Girls with earlier maturation are at risk for a multitude of challenges, including lower self-esteem, higher rates of depression, norm-breaking behaviors and lower academic achievement. Early maturation also results in greater risks of obesity, hypertension and several cancers
The San Francisco Bay Area cohort included 444 girls recruited from Kaiser Permanente medical centers in Oakland, San Francisco and Marin County, with an average age of 7.4 years old at the time of enrollment; 22% of the girls were black, 12% Asian, 24% Hispanic and 42% white.
The girls were followed longitudinally, which involved multiple annual visits for each girl. Researchers said this method provides a good perspective on what happened to each girl and when it occurred.

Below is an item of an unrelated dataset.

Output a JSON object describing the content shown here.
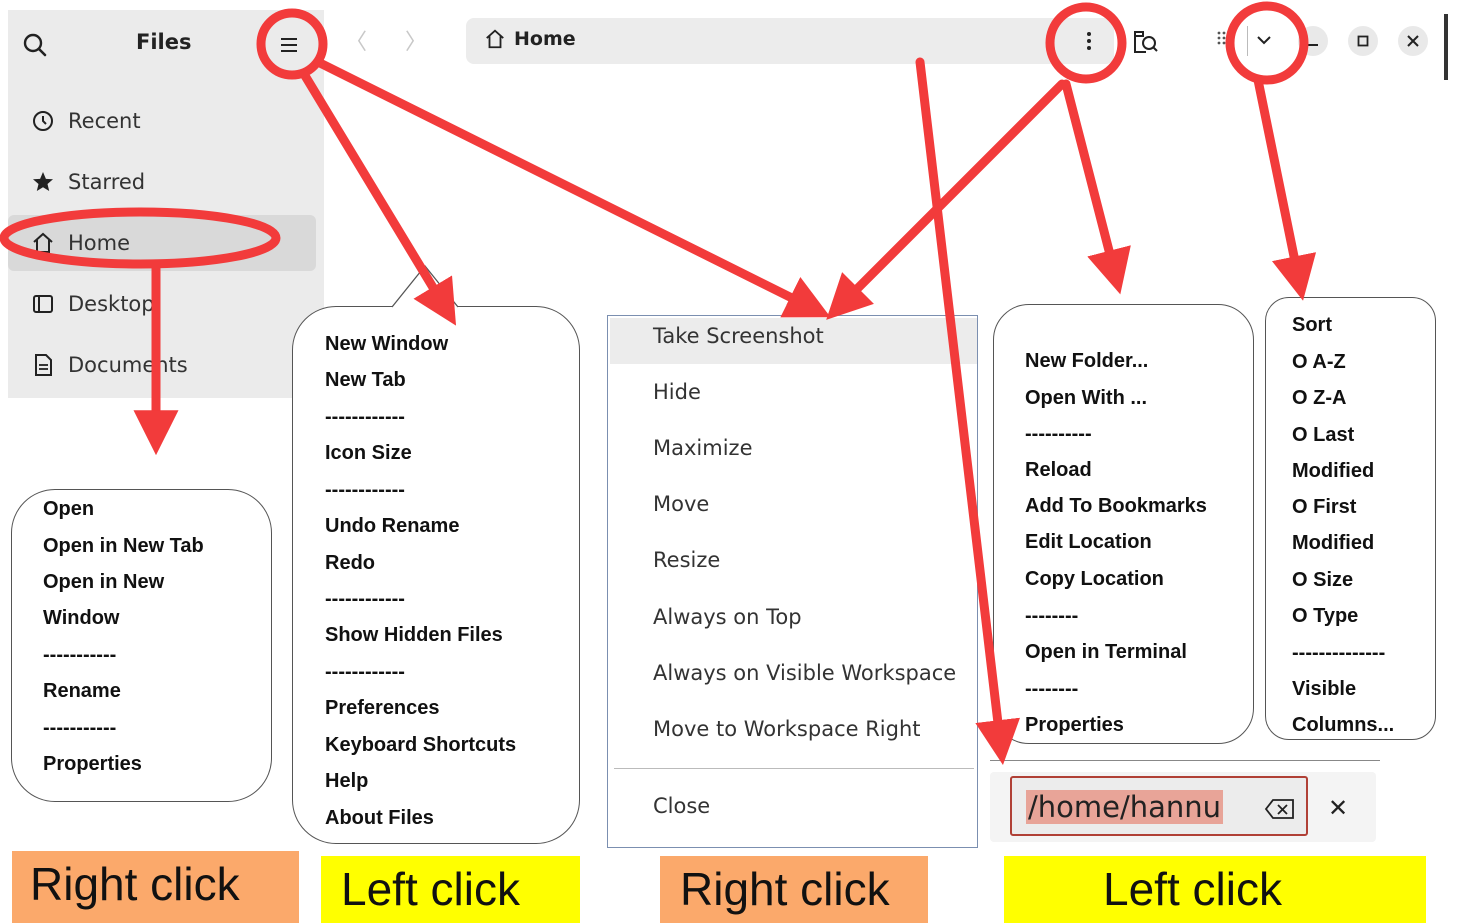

Researchers found that the respective ages at the onset of breast development varied by race, body mass index (obesity) and geographic location. Breast development began in white non-Hispanic girls at a median age of 9.7 years, nearly a year earlier than previously reported. Black girls continue to experience breast development earlier than white girls, at a median age of 8.8 years. The median age was 9.3 years for Hispanic girls and 9.7 years for Asian girls in the study.
Body mass index was a stronger predictor of earlier puberty than race or ethnicity. Although the research team is still working to identify other environmental and physiological factors behind the phenomenon, they conclude that the earlier onset of puberty in white girls is likely caused by higher rates of obesity.
“The obesity epidemic is causing real changes in kids’ development,” said Louise C. Greenspan, MD, a study co-author and pediatric endocrinologist with Kaiser Permanente San Francisco.
The study was conducted through the Breast Cancer and Environment Research Program, established by the National Institute of Environmental Health Sciences and the National Cancer Institute. The lead author is Frank Biro, MD, of Cincinnati Children. Pediatrics is the journal of the American Academy of Pediatrics.
Funding support for the study came from the Breast Cancer and the Environment Research Program of the National Institute of Environmental Health Sciences and the National Cancer Institute, with additional support from other grants from the National Institute of Environmental Health Sciences, the National Center for Research Resources, and the Avon Foundation.